Un homme politique de l’opposition arménienne a été brièvement interpellé et inculpé vendredi pour avoir diffusé des « discours de haine » antigouvernementaux, moins d’un an après sa sortie de prison.
Ruben Hakobian s’est brièvement entretenu avec le service arménien de RFE/RL alors qu’il était conduit au poste de police d’Erevan dans la matinée. M. Hakobian a déclaré qu’il était poursuivi pour des propos tenus en 2024. Les policiers ne lui ont pas permis de s’exprimer davantage.
M. Hakobian, âgé de 70 ans, a été remis en liberté quelques heures plus tard. La Commission d’enquête a indiqué qu’il était poursuivi pour avoir publié sur Internet des commentaires « visant à inciter à la haine, à l’intolérance et à l’hostilité ». Les forces de l’ordre n’ont pas donné plus de détails sur cette accusation ni confirmé si elle découlait de ses propos tenus il y a deux ans. L’avocat de M. Hakobian, Varazdat Harutiunian, a rejeté cette accusation.

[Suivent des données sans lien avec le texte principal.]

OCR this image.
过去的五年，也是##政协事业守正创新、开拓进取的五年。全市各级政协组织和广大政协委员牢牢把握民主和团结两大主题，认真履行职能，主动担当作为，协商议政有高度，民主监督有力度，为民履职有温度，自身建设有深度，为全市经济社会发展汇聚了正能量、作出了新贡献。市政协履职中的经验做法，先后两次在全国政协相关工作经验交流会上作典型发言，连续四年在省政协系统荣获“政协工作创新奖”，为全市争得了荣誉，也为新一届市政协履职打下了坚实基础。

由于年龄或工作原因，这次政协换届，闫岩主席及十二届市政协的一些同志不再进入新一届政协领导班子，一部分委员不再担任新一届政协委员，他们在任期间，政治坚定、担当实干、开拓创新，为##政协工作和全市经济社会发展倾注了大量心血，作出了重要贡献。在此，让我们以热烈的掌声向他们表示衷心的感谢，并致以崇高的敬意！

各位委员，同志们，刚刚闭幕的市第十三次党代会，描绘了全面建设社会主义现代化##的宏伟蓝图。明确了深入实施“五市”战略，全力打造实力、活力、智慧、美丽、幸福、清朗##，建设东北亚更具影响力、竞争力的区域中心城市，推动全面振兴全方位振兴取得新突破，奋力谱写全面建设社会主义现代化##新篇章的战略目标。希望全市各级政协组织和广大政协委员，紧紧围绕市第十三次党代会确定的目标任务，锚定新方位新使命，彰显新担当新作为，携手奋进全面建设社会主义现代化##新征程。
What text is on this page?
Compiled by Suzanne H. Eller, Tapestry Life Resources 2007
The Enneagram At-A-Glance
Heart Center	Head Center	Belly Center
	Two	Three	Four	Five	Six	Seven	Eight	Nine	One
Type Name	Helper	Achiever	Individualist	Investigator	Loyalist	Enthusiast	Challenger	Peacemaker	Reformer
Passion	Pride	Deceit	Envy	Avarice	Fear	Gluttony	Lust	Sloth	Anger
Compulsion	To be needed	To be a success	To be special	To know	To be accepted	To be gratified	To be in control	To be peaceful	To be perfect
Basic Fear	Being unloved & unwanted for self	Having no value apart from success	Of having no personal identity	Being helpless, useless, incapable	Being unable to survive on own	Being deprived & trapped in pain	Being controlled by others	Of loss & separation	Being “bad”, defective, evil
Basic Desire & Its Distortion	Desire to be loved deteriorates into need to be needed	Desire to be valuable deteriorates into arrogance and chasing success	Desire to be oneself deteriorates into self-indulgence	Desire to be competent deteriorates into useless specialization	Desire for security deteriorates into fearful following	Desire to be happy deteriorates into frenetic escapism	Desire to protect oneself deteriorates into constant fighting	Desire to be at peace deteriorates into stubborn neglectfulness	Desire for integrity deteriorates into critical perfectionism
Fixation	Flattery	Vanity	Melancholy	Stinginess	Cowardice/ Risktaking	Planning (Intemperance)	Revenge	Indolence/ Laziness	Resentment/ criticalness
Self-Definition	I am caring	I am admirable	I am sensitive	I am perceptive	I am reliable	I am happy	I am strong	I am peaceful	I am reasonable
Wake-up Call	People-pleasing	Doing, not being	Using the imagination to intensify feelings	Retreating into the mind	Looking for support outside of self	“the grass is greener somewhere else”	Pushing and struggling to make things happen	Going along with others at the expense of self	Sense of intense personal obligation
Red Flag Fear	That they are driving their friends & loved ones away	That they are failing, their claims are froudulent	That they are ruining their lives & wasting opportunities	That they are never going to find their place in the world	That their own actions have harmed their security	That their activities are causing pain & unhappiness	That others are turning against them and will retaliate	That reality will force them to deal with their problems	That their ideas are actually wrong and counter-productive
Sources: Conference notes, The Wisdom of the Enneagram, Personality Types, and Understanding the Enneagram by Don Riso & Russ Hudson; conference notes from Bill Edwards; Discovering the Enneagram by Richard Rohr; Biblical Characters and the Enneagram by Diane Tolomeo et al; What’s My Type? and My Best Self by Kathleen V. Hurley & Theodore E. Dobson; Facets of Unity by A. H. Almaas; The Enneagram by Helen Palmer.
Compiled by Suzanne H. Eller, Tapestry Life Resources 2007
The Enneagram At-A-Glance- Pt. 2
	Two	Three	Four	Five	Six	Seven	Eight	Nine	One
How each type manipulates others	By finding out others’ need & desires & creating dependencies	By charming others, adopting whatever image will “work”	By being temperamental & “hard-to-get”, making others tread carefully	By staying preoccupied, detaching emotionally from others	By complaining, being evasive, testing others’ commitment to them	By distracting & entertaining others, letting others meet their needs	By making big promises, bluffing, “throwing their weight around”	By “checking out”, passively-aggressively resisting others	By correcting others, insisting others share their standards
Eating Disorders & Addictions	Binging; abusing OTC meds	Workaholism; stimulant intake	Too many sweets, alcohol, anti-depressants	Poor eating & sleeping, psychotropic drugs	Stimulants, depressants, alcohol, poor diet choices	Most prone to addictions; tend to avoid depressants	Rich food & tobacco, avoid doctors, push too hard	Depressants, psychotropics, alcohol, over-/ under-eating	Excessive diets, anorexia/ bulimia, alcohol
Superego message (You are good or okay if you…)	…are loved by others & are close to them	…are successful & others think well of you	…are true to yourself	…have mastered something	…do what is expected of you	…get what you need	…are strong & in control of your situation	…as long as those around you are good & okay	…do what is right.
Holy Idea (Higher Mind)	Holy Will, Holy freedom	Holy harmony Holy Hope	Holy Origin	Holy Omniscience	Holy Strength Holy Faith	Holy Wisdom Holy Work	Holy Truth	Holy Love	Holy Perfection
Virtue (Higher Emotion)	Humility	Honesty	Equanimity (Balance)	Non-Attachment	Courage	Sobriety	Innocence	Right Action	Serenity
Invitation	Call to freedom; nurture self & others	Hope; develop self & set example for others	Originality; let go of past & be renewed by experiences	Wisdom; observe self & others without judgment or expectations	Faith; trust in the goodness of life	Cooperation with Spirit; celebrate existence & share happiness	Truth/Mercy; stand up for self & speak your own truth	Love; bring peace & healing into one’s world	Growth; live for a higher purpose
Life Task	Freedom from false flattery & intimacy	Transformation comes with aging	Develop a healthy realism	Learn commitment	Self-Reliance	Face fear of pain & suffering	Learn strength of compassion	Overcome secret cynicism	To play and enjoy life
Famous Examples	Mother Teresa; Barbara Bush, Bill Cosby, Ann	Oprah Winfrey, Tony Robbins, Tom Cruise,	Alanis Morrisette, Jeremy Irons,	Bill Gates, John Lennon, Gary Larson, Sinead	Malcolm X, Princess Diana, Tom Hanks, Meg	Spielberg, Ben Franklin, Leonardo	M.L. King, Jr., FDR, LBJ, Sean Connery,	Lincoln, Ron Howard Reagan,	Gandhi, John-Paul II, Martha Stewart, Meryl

« Il s’agit de l’article 329 [du Code pénal arménien], qui est largement utilisé contre les opposants aux autorités actuelles », a-t-il déclaré.
Ancien député du Parlement arménien, actuellement sans affiliation politique, M. Hakobian avait déjà été arrêté en juillet dernier pour avoir appelé au renversement violent du gouvernement arménien. Ces accusations découlaient d’une interview qu’il avait accordée à une chaîne de télévision pro-opposition, dans laquelle il accusait le Premier ministre Nikol Pashinian de violer systématiquement les lois arméniennes et affirmait que les Arméniens avaient donc le droit légitime de se révolter contre leur gouvernement.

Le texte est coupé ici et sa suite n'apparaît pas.